Ficamos pensando e analisando uns aos outros por alguns momentos. E agora? Seguimos em frente ou tentamos outra coisa?— Mas aqui nessa escritura fala de libertação. As águas trazem a libertação. Talvez isso seja um sinônimo de saída. — Ramon lembrou.
— É. Pode ser. — a filha da lua franziu as sobrancelhas ponderando. — Isso é verdade, mas é só um palpite. E eu realmente não tenho um bom pressentimento sobre essa situação.
— Pois é, mas pressentimento também é só um palpite. É melhor a gente arriscar. — Elisa empurrou o cristal para o seu lugar antes que alguém pudesse falar qualquer coisa e a pedra se encaixou com perfeição.
O chão se desfez sem aviso prévio como areia sob nossos pés e nós caímos uns três metros para dentro de um túnel escuro. Todos embolados e amontoados uns em cima dos outros, fomos parar dentro de um velho carrinho de madeira que com o impacto, se moveu alguns metros nos trilhos. O lugar era bem apertado, mal caberia uma pessoa de pé com os dois braços abertos. Nós estávamos na entrada de uma abertura como uma boca negra e escura que se estendia atrás de nós. À nossa frente, a luz entrava vinda do lugar de onde caíramos. Era tudo o que nos cercava. Não dava para ver nada dentro da escuridão.
Um vento rasante, vindo não sei de onde e com cheiro de marisco e maresia, mofo e podridão, soprou quente sobre nossos rostos adentrando o túnel com velocidade e ferocidade, acendendo as tochas periodicamente espaçadas e penduradas dos dois lados das paredes. Elas foram se acendendo sozinhas, uma depois da outra. Suas chamas ainda tremeluziam na direção do vento que passara.
— Quem foi que fez isso?! Foram os espíritos! — Ramon fez a pergunta e ele mesmo a respondeu, agarrando-se ao braço de Elisa com os olhos arregalados e tremendo. — Os espíritos estão aqui para nos aprisionar para sempre!
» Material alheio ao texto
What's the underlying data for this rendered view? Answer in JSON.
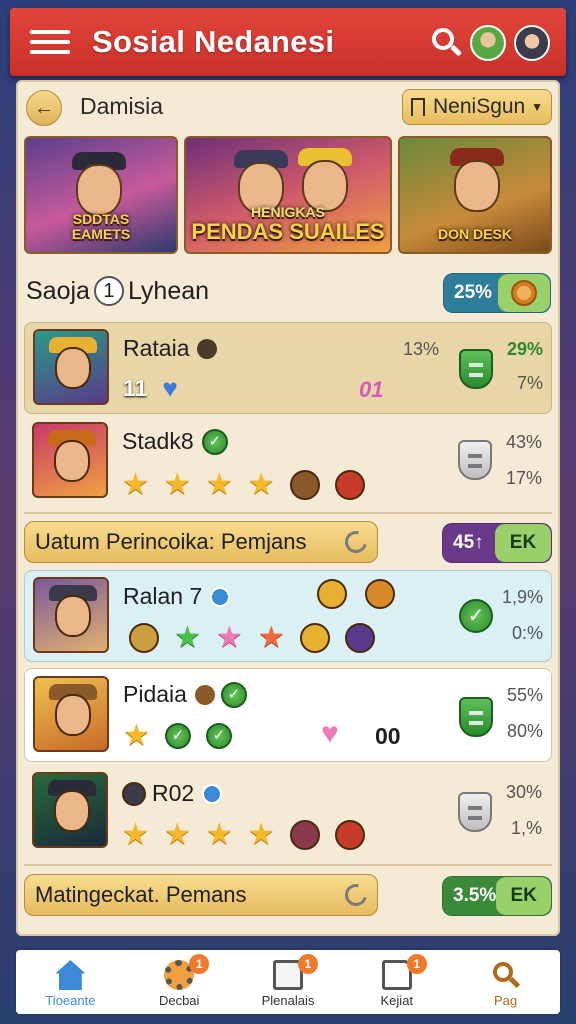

Eles vieram cumprir o que prometeram!
— Não seja um bebê chorão! — Elisa o desgrudou de si com uma cara feia.
O longo corredor se estendia sem fim, todo iluminado. O tremor que se seguiu e o som de uma quantidade absurda de água se aproximando capturou a atenção de todo mundo. Voltamo-nos de costas para o corredor, de frente para a origem do som. O som rugia acima de nós, entrando pelo buraco de onde viéramos. As primeiras gotas já nos atingiam quando Ramon gritava em cima de mim.
— Vai, vai, vai, vai! — ele se inclinou sem se importar onde estava pisando e se lançou contra um bastão na frente do veículo.
Uma alavanca colocada em velocidade máxima. A máquina se lançou túnel adentro, seguindo sobre os trilhos de ferro e madeira. A velocidade era incrível para algo tão precário e rudimentar. As tochas se aproximavam e passavam rápido demais por nós, apenas borrões nas paredes.
— Precisamos ir tão rápido? — perguntei desconfortável. Atrás de mim, o barulho se tornou ensurdecedor e a água invadiu com furor o recinto apertado, avançando com insanidade em nosso encalço. Um predador caçando uma presa. — Mais rápido. Mais rápido! — berrei.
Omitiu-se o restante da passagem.